OLG-NAUMBURG – Beschluss, 8 WF 252/05 vom 19.12.2005

Der Gläubiger kann bezogen auf den Zeitpunkt der ersten Verurteilung zum Unterhalt eine Nachforderungsklage erheben, wenn er sich im Erstverfahren dies - in der Begründung der Klage - vorbehalten hat (BGH NJW 1985, 1701; BGH NJW-RR 1987, 642; BGH FamRZ 1987, 368). Erfolgt kein Vorbehalt, spricht die Vermutung gegen eine Teilklage (BGH FamRZ 2003, 444).

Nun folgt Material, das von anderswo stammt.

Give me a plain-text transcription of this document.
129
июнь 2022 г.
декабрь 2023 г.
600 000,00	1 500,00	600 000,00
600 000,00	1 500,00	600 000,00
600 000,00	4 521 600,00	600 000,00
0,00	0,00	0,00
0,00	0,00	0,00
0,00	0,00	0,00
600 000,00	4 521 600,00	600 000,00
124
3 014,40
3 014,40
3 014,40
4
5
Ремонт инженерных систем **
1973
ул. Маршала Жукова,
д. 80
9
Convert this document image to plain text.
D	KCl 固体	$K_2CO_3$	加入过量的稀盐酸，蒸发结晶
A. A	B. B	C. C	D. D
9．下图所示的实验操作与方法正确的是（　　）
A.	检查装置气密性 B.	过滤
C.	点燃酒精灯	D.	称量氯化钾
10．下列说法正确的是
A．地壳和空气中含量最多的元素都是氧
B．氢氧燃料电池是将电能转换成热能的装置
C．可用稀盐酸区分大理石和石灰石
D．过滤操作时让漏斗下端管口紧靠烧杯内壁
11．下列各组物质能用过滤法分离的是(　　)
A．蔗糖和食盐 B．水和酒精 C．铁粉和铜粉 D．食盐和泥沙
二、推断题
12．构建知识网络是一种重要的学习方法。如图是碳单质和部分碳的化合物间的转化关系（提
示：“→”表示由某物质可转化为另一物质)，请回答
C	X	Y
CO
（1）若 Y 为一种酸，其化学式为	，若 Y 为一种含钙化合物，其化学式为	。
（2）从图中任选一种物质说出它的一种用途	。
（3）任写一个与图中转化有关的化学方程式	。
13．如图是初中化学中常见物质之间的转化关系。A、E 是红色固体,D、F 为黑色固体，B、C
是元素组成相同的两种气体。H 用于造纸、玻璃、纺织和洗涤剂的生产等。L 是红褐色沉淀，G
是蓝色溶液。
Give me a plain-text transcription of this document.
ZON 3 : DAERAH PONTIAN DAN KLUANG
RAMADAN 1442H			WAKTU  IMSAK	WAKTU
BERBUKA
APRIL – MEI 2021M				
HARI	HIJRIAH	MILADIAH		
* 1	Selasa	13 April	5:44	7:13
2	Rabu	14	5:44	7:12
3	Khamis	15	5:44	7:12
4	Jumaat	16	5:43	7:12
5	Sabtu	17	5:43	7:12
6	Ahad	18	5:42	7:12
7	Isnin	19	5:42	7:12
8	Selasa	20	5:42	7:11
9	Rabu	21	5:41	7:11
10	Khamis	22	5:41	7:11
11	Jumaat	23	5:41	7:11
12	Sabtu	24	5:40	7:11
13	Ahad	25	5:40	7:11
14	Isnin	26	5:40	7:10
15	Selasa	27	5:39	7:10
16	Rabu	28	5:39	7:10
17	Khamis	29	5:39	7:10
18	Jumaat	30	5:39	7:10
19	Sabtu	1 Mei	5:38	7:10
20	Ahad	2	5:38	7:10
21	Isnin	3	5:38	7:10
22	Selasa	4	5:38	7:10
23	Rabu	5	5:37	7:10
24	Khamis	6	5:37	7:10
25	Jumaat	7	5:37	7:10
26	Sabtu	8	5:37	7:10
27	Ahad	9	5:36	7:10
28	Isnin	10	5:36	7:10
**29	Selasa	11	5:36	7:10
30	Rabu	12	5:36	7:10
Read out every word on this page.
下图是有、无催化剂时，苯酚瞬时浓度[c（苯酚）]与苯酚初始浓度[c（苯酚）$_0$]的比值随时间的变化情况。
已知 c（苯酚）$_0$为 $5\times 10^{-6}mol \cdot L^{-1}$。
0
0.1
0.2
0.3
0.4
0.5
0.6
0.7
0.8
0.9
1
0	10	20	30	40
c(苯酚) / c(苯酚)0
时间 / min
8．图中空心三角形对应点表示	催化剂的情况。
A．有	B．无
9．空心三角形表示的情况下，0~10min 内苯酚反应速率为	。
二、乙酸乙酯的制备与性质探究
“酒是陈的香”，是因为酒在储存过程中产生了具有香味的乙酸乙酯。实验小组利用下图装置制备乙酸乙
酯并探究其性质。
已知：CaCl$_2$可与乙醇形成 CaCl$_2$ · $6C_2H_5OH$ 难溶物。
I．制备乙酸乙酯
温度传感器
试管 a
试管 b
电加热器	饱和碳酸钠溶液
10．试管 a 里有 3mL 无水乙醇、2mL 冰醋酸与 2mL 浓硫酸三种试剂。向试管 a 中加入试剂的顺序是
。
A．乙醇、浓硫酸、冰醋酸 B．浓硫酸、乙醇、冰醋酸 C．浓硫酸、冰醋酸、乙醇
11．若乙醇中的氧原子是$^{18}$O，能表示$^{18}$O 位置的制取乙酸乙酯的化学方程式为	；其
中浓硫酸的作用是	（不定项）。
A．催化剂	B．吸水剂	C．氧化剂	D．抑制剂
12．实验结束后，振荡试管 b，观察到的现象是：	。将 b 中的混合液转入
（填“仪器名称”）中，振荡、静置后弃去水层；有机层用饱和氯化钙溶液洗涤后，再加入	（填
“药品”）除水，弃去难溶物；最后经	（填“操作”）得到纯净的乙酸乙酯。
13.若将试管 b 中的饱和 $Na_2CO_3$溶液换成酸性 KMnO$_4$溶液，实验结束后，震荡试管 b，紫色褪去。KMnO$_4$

Im Gegensatz zur Ergänzungsklage, die sich auf eine Erhöhung des titulierten Anspruchs zu unveränderten Fälligkeitszeitpunkten bei gleichgebliebenen, aber jetzt erst bekannt gewordenen Umständen gründet, setzt die Abänderungsklage (§ 323 ZPO) die Veränderung der Grundlagen voraus und geht deshalb grundsätzlich von einem späteren Einsatzzeitpunkt für die erhöhte Leistungspflicht aus.